As a matter of fact, what we practice now is just civilian rule rather than a democracy. A democracy is founded on the rule of law and equality of all men before the law; where there is one man, one vote and where it is easy for the people to change their leadership through the ballot box. How many of these elements do we really have? What we have more right now is civilian rule, which is still better than military dictatorship. As far as I am concerned, the real transition to democracy has just begun. Eventually by God’s grace, we would attain the democracy we crave for but people should not assume that that is what we have now. I guess that it is that assumption that a lot of people have that we already have a democracy that makes them take some of these puritanistic positions. What I believe that we should be agitating for at this point is the greater autonomy of the local government at the state level. If I had my way, what I would rather like to have inserted in the constitution is a provision that any state government that fails to conduct local government elections at least within one year of its assumption of office should be sanctioned. There is no provision for caretaker committees in the constitution; it is the creation of the state Houses of Assembly.
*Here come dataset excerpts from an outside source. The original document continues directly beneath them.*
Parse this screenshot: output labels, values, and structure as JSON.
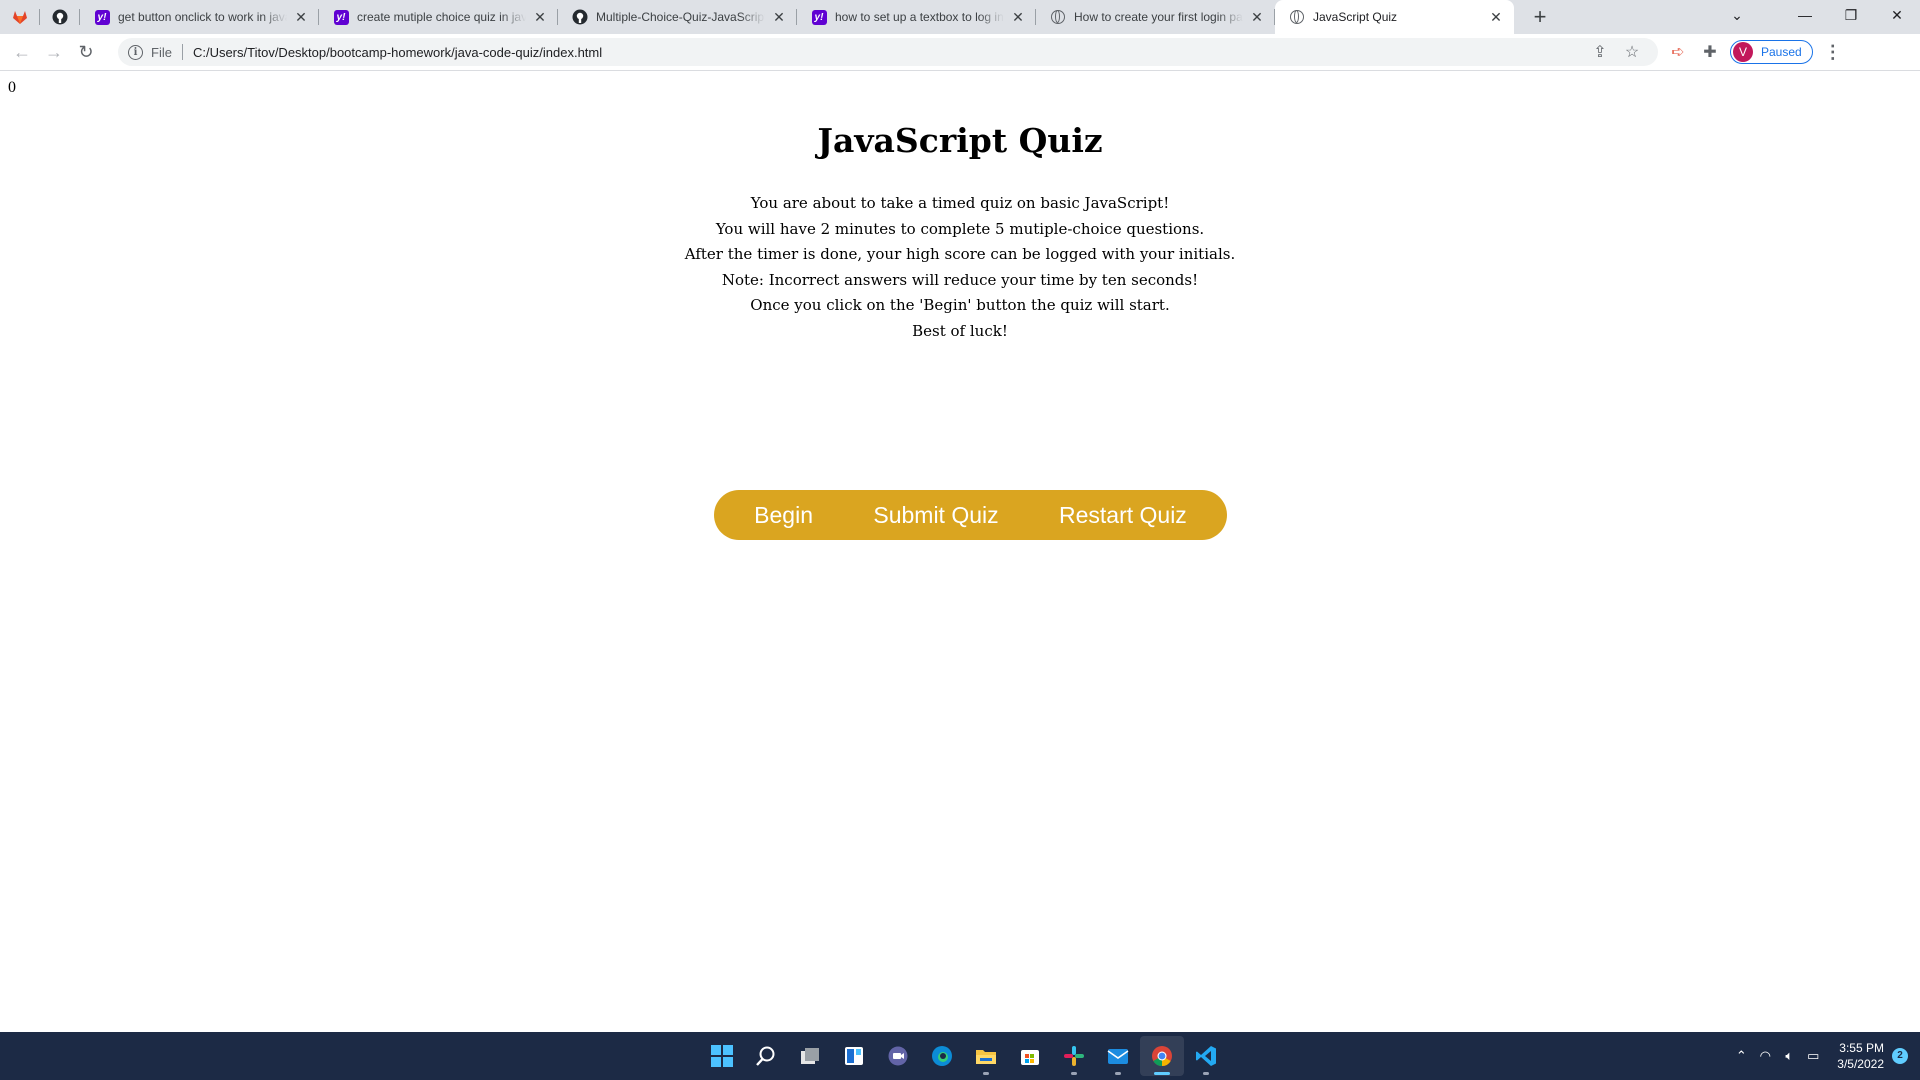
{
  "browser": {
    "pinned_tabs": [
      {
        "icon": "gitlab-icon"
      },
      {
        "icon": "github-icon"
      }
    ],
    "tabs": [
      {
        "title": "get button onclick to work in javascript",
        "icon": "yahoo-icon",
        "active": false
      },
      {
        "title": "create mutiple choice quiz in javascript",
        "icon": "yahoo-icon",
        "active": false
      },
      {
        "title": "Multiple-Choice-Quiz-JavaScript",
        "icon": "github-icon",
        "active": false
      },
      {
        "title": "how to set up a textbox to log in",
        "icon": "yahoo-icon",
        "active": false
      },
      {
        "title": "How to create your first login page",
        "icon": "globe-icon",
        "active": false
      },
      {
        "title": "JavaScript Quiz",
        "icon": "globe-icon",
        "active": true
      }
    ],
    "address": {
      "scheme_label": "File",
      "url": "C:/Users/Titov/Desktop/bootcamp-homework/java-code-quiz/index.html"
    },
    "profile": {
      "initial": "V",
      "status": "Paused"
    },
    "colors": {
      "accent": "#1a73e8",
      "avatar": "#c2185b"
    }
  },
  "page": {
    "timer": "0",
    "title": "JavaScript Quiz",
    "intro_lines": [
      "You are about to take a timed quiz on basic JavaScript!",
      "You will have 2 minutes to complete 5 mutiple-choice questions.",
      "After the timer is done, your high score can be logged with your initials.",
      "Note: Incorrect answers will reduce your time by ten seconds!",
      "Once you click on the 'Begin' button the quiz will start.",
      "Best of luck!"
    ],
    "buttons": {
      "begin": "Begin",
      "submit": "Submit Quiz",
      "restart": "Restart Quiz"
    },
    "colors": {
      "button_bar": "#daa520"
    }
  },
  "taskbar": {
    "apps": [
      {
        "icon": "windows-start-icon",
        "active": false,
        "running": false
      },
      {
        "icon": "search-icon",
        "active": false,
        "running": false
      },
      {
        "icon": "task-view-icon",
        "active": false,
        "running": false
      },
      {
        "icon": "widgets-icon",
        "active": false,
        "running": false
      },
      {
        "icon": "teams-chat-icon",
        "active": false,
        "running": false
      },
      {
        "icon": "edge-icon",
        "active": false,
        "running": false
      },
      {
        "icon": "file-explorer-icon",
        "active": false,
        "running": true
      },
      {
        "icon": "microsoft-store-icon",
        "active": false,
        "running": false
      },
      {
        "icon": "slack-icon",
        "active": false,
        "running": true
      },
      {
        "icon": "mail-icon",
        "active": false,
        "running": true
      },
      {
        "icon": "chrome-icon",
        "active": true,
        "running": true
      },
      {
        "icon": "vscode-icon",
        "active": false,
        "running": true
      }
    ],
    "clock": {
      "time": "3:55 PM",
      "date": "3/5/2022"
    },
    "notification_count": "2"
  }
}
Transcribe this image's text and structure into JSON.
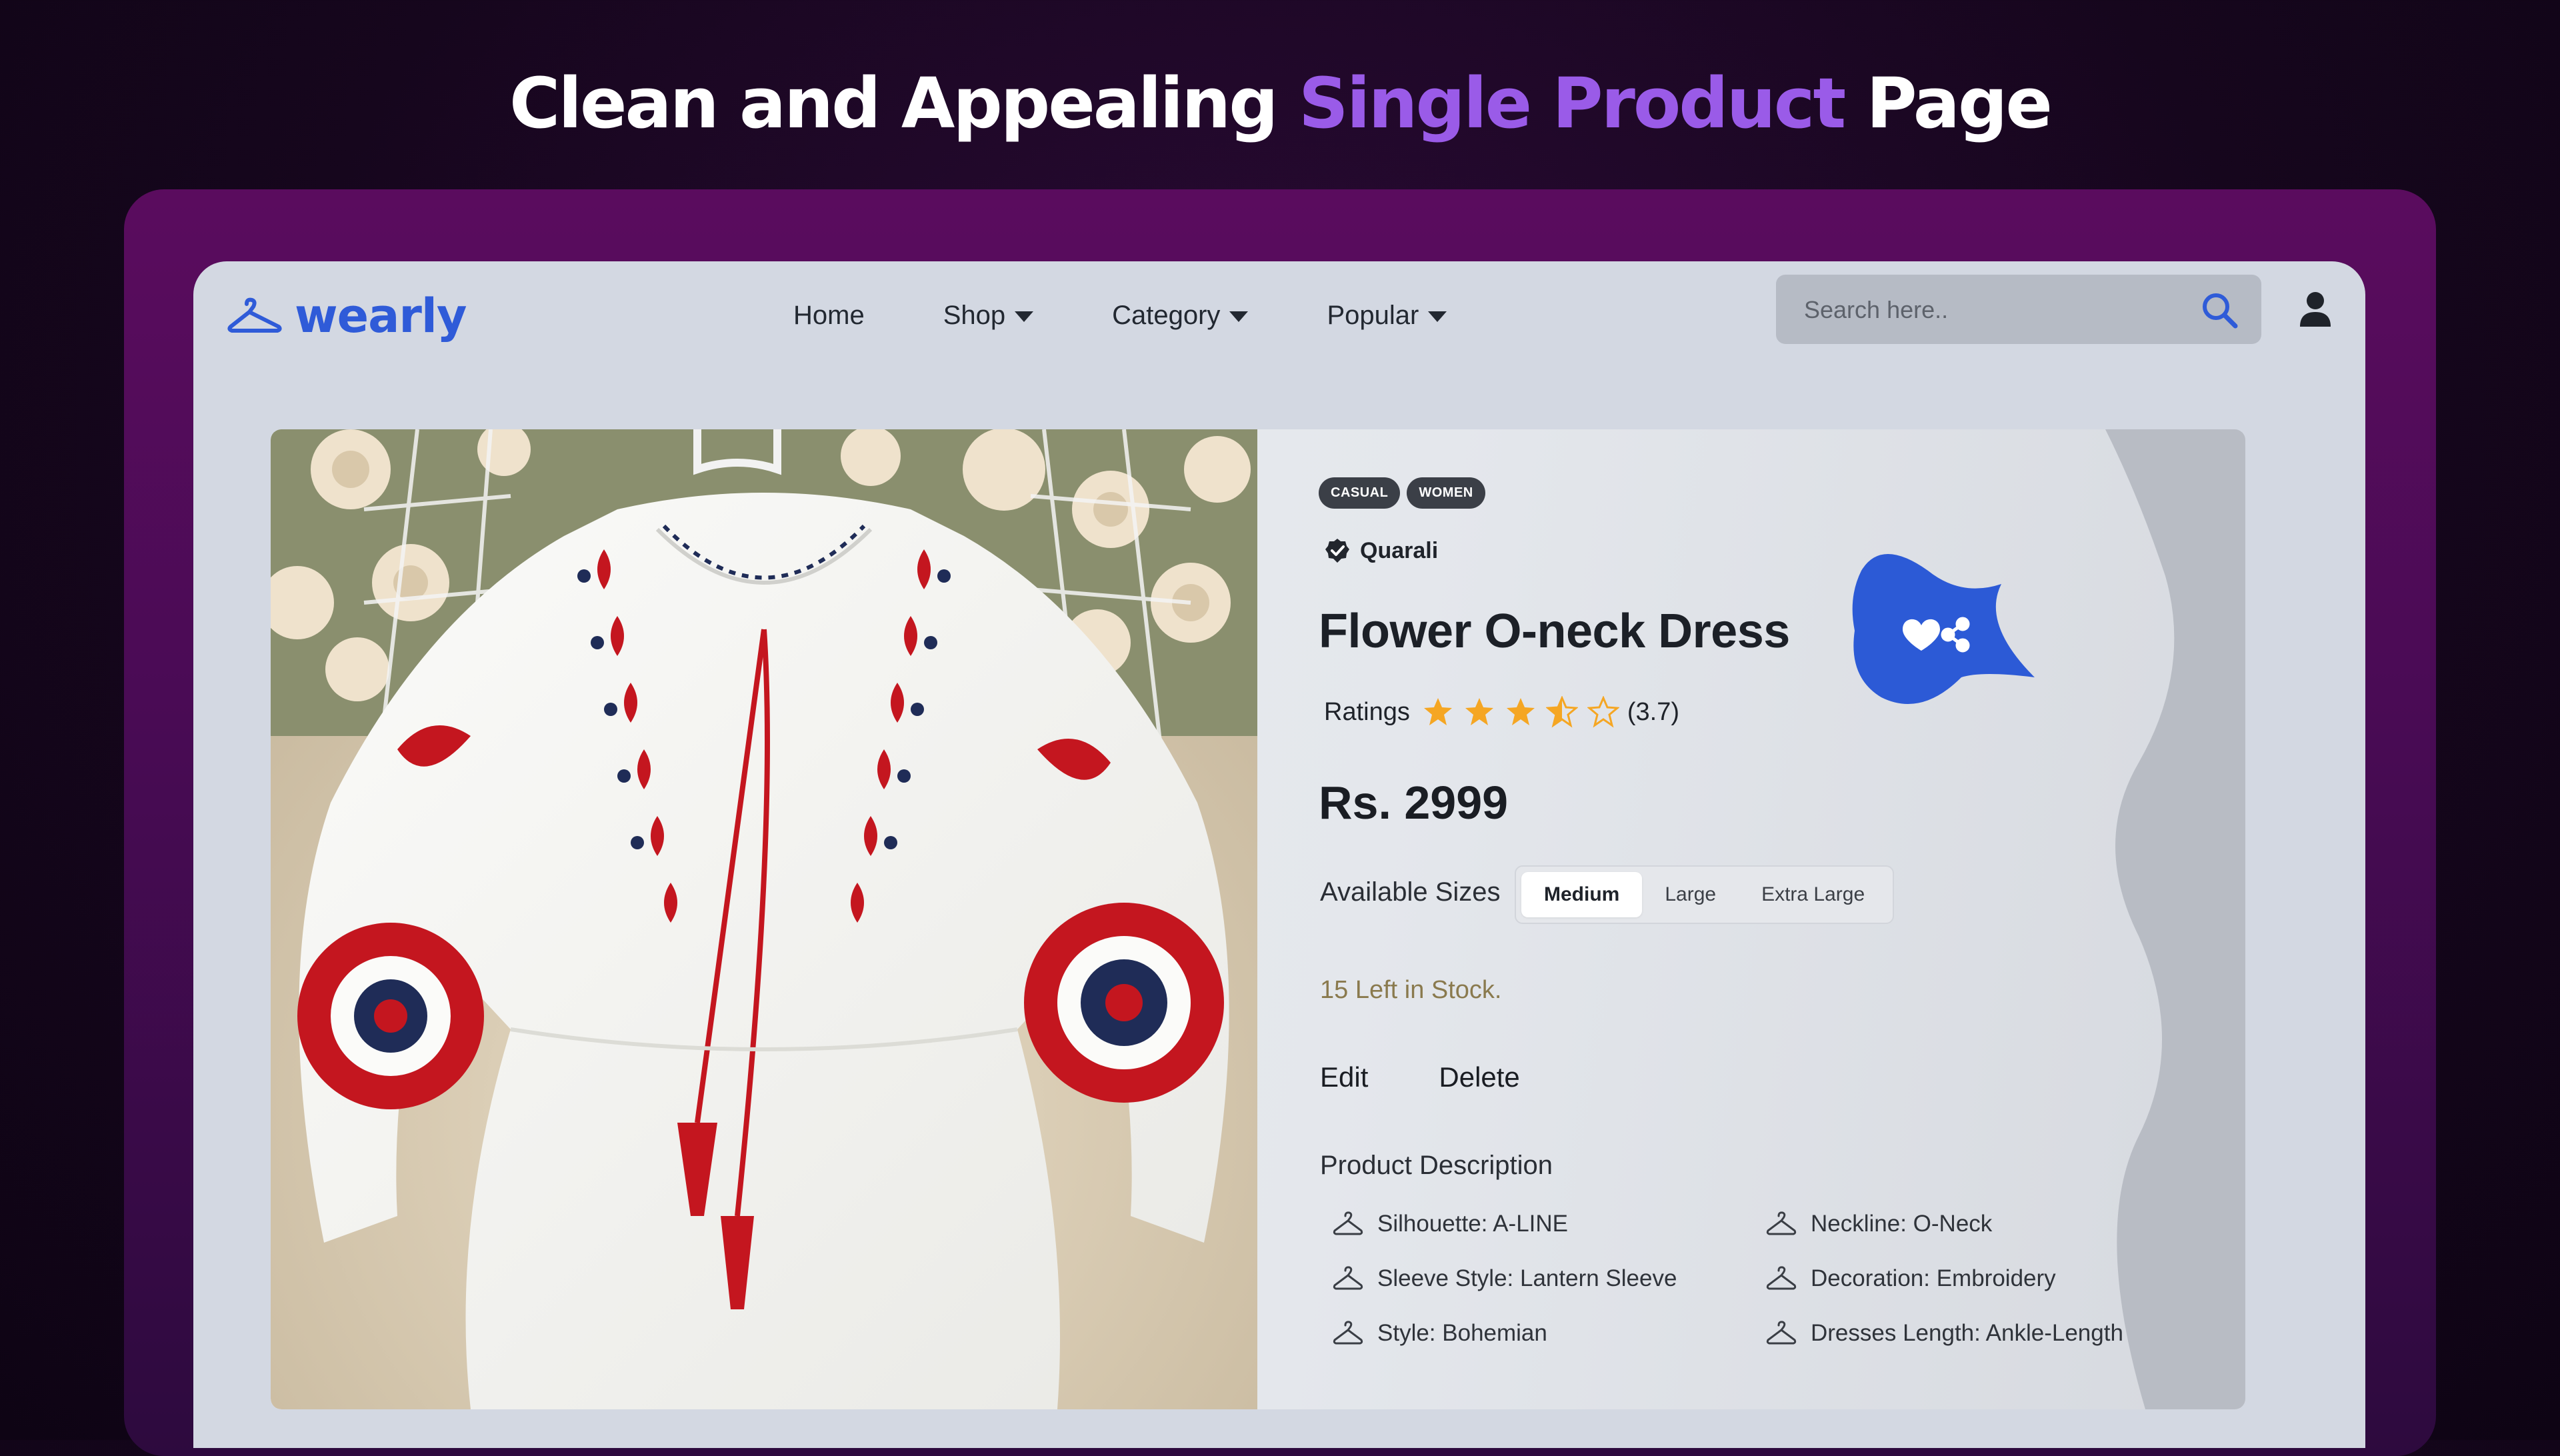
{
  "headline": {
    "part1": "Clean and Appealing ",
    "accent": "Single Product",
    "part2": " Page"
  },
  "brand": {
    "name": "wearly",
    "color": "#2f5bd8"
  },
  "nav": {
    "items": [
      {
        "label": "Home",
        "dropdown": false
      },
      {
        "label": "Shop",
        "dropdown": true
      },
      {
        "label": "Category",
        "dropdown": true
      },
      {
        "label": "Popular",
        "dropdown": true
      }
    ]
  },
  "search": {
    "placeholder": "Search here..",
    "icon": "search-icon"
  },
  "user": {
    "icon": "user-icon"
  },
  "product": {
    "tags": [
      "CASUAL",
      "WOMEN"
    ],
    "seller": "Quarali",
    "seller_icon": "verified-badge-icon",
    "title": "Flower O-neck Dress",
    "ratings_label": "Ratings",
    "rating_value": 3.7,
    "rating_text": "(3.7)",
    "price": "Rs. 2999",
    "sizes_label": "Available Sizes",
    "sizes": [
      "Medium",
      "Large",
      "Extra Large"
    ],
    "selected_size": "Medium",
    "stock": "15 Left in Stock.",
    "edit_label": "Edit",
    "delete_label": "Delete",
    "description_title": "Product Description",
    "attributes": [
      "Silhouette: A-LINE",
      "Neckline: O-Neck",
      "Sleeve Style: Lantern Sleeve",
      "Decoration: Embroidery",
      "Style: Bohemian",
      "Dresses Length: Ankle-Length"
    ],
    "attribute_icon": "hanger-icon",
    "actions_icons": [
      "heart-icon",
      "share-icon"
    ]
  },
  "colors": {
    "accent": "#9a5be8",
    "brand_blue": "#2f5bd8",
    "star": "#f5a623",
    "stock_text": "#8a7a4e"
  }
}
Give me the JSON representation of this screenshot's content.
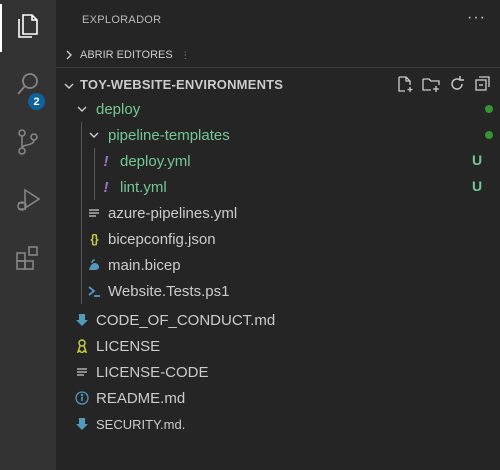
{
  "explorer": {
    "title": "EXPLORADOR",
    "more": "···",
    "open_editors": "ABRIR EDITORES",
    "root": "TOY-WEBSITE-ENVIRONMENTS"
  },
  "activity": {
    "source_control_badge": "2"
  },
  "tree": {
    "deploy": "deploy",
    "pipeline_templates": "pipeline-templates",
    "deploy_yml": "deploy.yml",
    "lint_yml": "lint.yml",
    "azure_pipelines": "azure-pipelines.yml",
    "bicepconfig": "bicepconfig.json",
    "main_bicep": "main.bicep",
    "website_tests": "Website.Tests.ps1",
    "code_of_conduct": "CODE_OF_CONDUCT.md",
    "license": "LICENSE",
    "license_code": "LICENSE-CODE",
    "readme": "README.md",
    "security": "SECURITY.md."
  },
  "status": {
    "untracked": "U",
    "json_icon": "{}",
    "yaml_icon": "!"
  },
  "colors": {
    "activity_bar": "#333333",
    "sidebar": "#252526",
    "git_added": "#73c991",
    "badge": "#0e639c"
  }
}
Is it not a contradiction that you have three arms of government at the local council level, yet the councils are rule by the state Houses of Assembly?
There are so many anomalies and discrepancies and that is why we can never give up on calls for a sovereign national conference. Nigerians still need to sit down and talk. Our government is planning to celebrate a hundred years of our corporate existence as a nation. Fine. I also feel that that is a period for us to sit down as a nation and discuss the terms on which we are going to continue. It is in our collective interest for Nigeria to continue to exist as a nation but let us redefine the terms on which we are going to be running this corporate organisation. There are so many things we need to discuss unless we are just deceiving ourselves.
Where are we on the PIB? The House appears to have gone to sleep on this bill.
The PIB is one bill Nigeria cannot afford to play with if we must move forward as a nation. The events of January 2012 including the mass protests over the removal of fuel subsidy can only go to confirm that as a nation we have been sitting on a keg of gunpowder and pretending that all is well. The issues that led to those events are some of the issues PIB seeks to address. But I know that, on the part of most members of the National Assembly, we are still trying to err on the side of caution. A lot of us believe that this is not a bill you can rush; you need to look at it thoroughly and ensure that it is understood by all relevant stakeholders. My only hope is that all the relevant stakeholders would not have interests other than the overriding public interest because that will make a mockery of the bill and all the efforts put into it. If there are other interests, then the PIB will be a highway to nowhere. But I still have reasons to believe that we are all driven and guided by the overriding public interest.